Sensitive to Dropping Temperatures
Calves below 3 weeks of age are the most vulnerable to decreased temperatures, and it is recommended that calf jackets are used if the temperature falls below 15°C. Dairy calves older than this may not require jackets unless the temperature decreases to below 5°C.
Wash Jackets to Reduce Scouring in Dairy Calves
As winter continues, dairy farmers are being reminded by UK levy board AHDB Dairy to disinfect calf jackets and put them through a hot wash between calves, to prevent the spread of diseases such as cryptosporidiosis.
Speaking at a recent AHDB Dairy Calves to Calving (CTC) event in Dorset, AHDB Dairy’s Technical Manager, Andy Dodd reiterated advice to farmers that cleaning dairy calves jackets should form part of any disease prevention strategy.
“Calf jackets can potentially harbor cryptosporidium eggs. These can only be destroyed if the dairy calves jackets are disinfected with a licensed cryptosporidium disinfectant and then washed at 60°C,” he said. Farmers should check that the disinfectants that they use and the calf jackets that they purchase are suitable for this.
It is also important to properly clean calf sheds and calving pens when clearing between calving and calves, removing muck, steam cleaning and disinfecting, before allowing to dry out to ensure that any unhatched eggs are killed.
Research has discovered that 50% of calves experience some sort of scours, with vets reporting that the vast majority of cases are due to cryptosporidiosis.
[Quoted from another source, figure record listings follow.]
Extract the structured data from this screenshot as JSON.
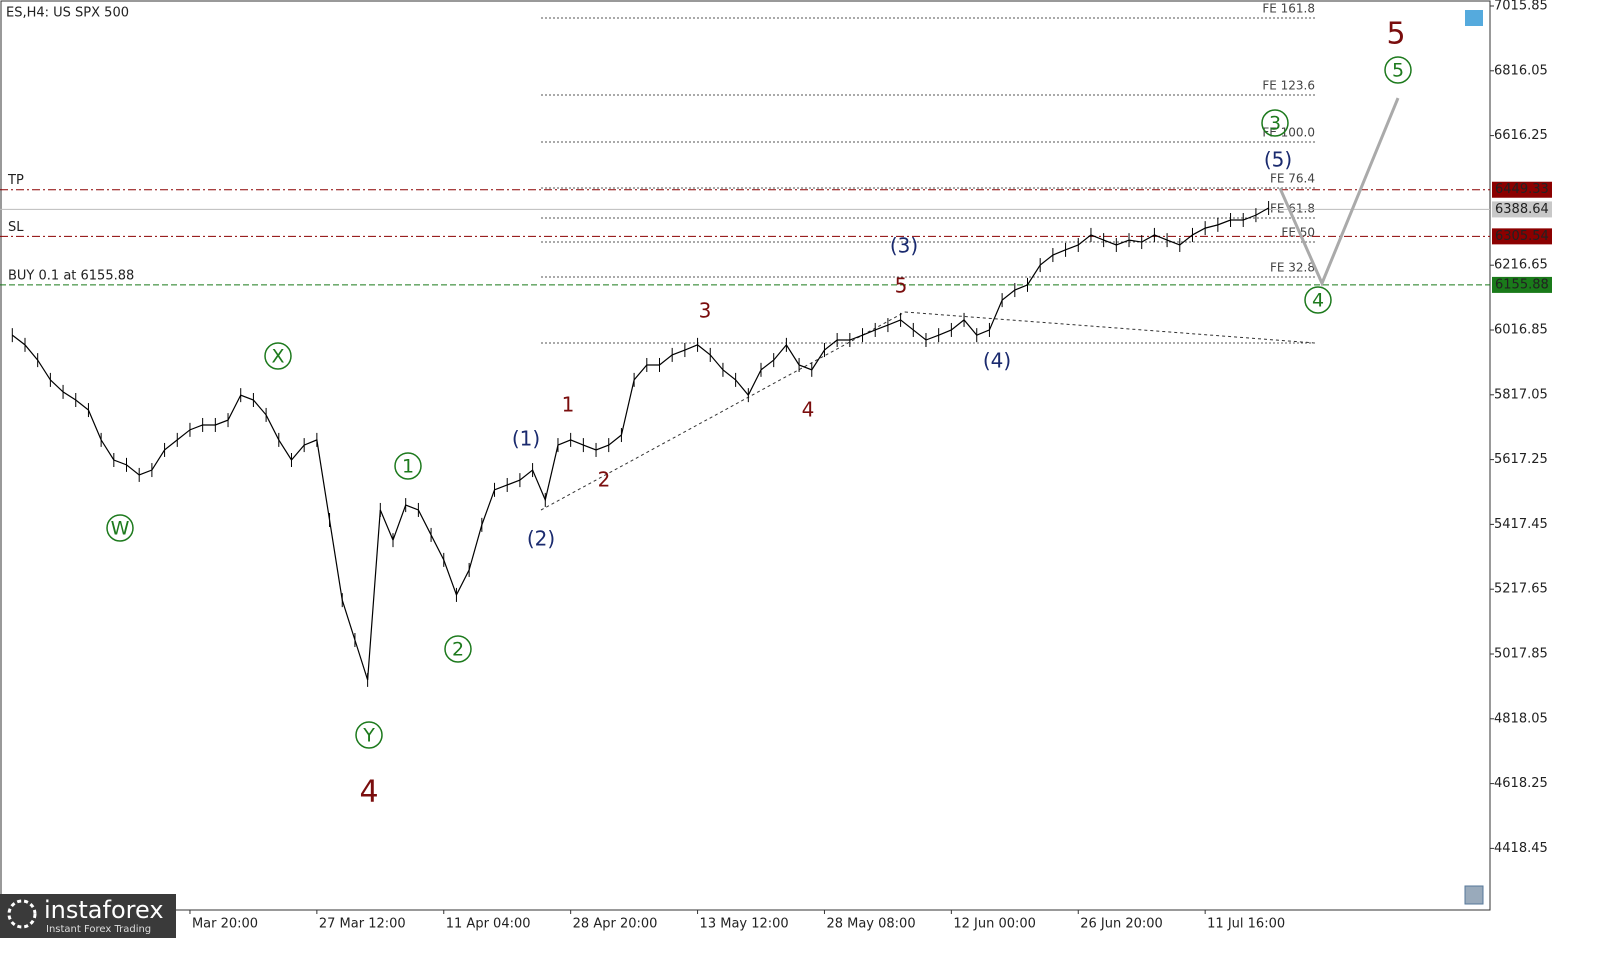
{
  "chart_data": {
    "type": "line",
    "title": "ES,H4:  US SPX 500",
    "categories": [
      null,
      null,
      null,
      null,
      null,
      null,
      null,
      null,
      null,
      null,
      null,
      null,
      null,
      null,
      "Mar 20:00",
      null,
      null,
      null,
      null,
      null,
      null,
      null,
      null,
      null,
      "27 Mar 12:00",
      null,
      null,
      null,
      null,
      null,
      null,
      null,
      null,
      null,
      "11 Apr 04:00",
      null,
      null,
      null,
      null,
      null,
      null,
      null,
      null,
      null,
      "28 Apr 20:00",
      null,
      null,
      null,
      null,
      null,
      null,
      null,
      null,
      null,
      "13 May 12:00",
      null,
      null,
      null,
      null,
      null,
      null,
      null,
      null,
      null,
      "28 May 08:00",
      null,
      null,
      null,
      null,
      null,
      null,
      null,
      null,
      null,
      "12 Jun 00:00",
      null,
      null,
      null,
      null,
      null,
      null,
      null,
      null,
      null,
      "26 Jun 20:00",
      null,
      null,
      null,
      null,
      null,
      null,
      null,
      null,
      null,
      "11 Jul 16:00",
      null,
      null,
      null,
      null,
      null
    ],
    "values": [
      6001,
      5971,
      5924,
      5863,
      5826,
      5801,
      5770,
      5678,
      5616,
      5601,
      5570,
      5585,
      5647,
      5678,
      5709,
      5724,
      5724,
      5739,
      5816,
      5801,
      5755,
      5678,
      5616,
      5662,
      5678,
      5431,
      5184,
      5061,
      4938,
      5462,
      5369,
      5477,
      5462,
      5385,
      5308,
      5200,
      5277,
      5416,
      5524,
      5539,
      5554,
      5585,
      5493,
      5662,
      5678,
      5662,
      5647,
      5662,
      5693,
      5863,
      5909,
      5909,
      5940,
      5955,
      5971,
      5940,
      5894,
      5863,
      5816,
      5894,
      5924,
      5971,
      5909,
      5894,
      5955,
      5986,
      5986,
      6001,
      6017,
      6032,
      6048,
      6017,
      5986,
      6001,
      6017,
      6048,
      6001,
      6017,
      6109,
      6140,
      6156,
      6217,
      6248,
      6264,
      6279,
      6310,
      6294,
      6279,
      6294,
      6288,
      6310,
      6294,
      6279,
      6310,
      6331,
      6341,
      6356,
      6356,
      6371,
      6393
    ],
    "color": "#000000",
    "ylim": [
      4228.5,
      7034.35
    ],
    "yticks": [
      7015.85,
      6816.05,
      6616.25,
      6216.65,
      6016.85,
      5817.05,
      5617.25,
      5417.45,
      5217.65,
      5017.85,
      4818.05,
      4618.25,
      4418.45
    ],
    "trade_levels": [
      {
        "label": "TP",
        "value": 6449.33,
        "color": "#8b0000"
      },
      {
        "label": "SL",
        "value": 6305.54,
        "color": "#8b0000"
      },
      {
        "label": "BUY 0.1 at 6155.88",
        "value": 6155.88,
        "color": "#1a7a1a"
      }
    ],
    "current_price": 6388.64,
    "fe_levels": [
      {
        "label": "FE 161.8",
        "value": 6978.8
      },
      {
        "label": "FE 123.6",
        "value": 6741.4
      },
      {
        "label": "FE 100.0",
        "value": 6596.5
      },
      {
        "label": "FE 76.4",
        "value": 6454.7
      },
      {
        "label": "FE 61.8",
        "value": 6362.2
      },
      {
        "label": "FE 50",
        "value": 6288.2
      },
      {
        "label": "FE 32.8",
        "value": 6180.3
      },
      {
        "value": 5976.8
      }
    ],
    "forecast": [
      6454,
      6161,
      6732
    ],
    "labels_circled": [
      "W",
      "X",
      "Y",
      "1",
      "2",
      "3",
      "4",
      "5"
    ],
    "labels_major": [
      "4",
      "5"
    ],
    "labels_minor": [
      "1",
      "2",
      "3",
      "4",
      "5"
    ],
    "labels_paren": [
      "(1)",
      "(2)",
      "(3)",
      "(4)",
      "(5)"
    ]
  },
  "logo": {
    "name": "instaforex",
    "tagline": "Instant Forex Trading"
  }
}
Cryptosporidiosis is caused by parasites and can lead to watery, yellow scours. Good hygiene practices are essential, considering it can be spread in the environment via other dairy calves and from dams.
Andy Dodd also stressed the need to increase milk volume fed to dairy calves as temperatures drop, explaining that for calves up to three weeks of age, for every 5-degree drop below 15 degrees, milk volume fed per head per day should increase by 0.33 litres. When increasing feed levels as a one-off to account for temperature changes it is also preferable to increase volume rather than concentration to help avoid nutritional scouring occurring.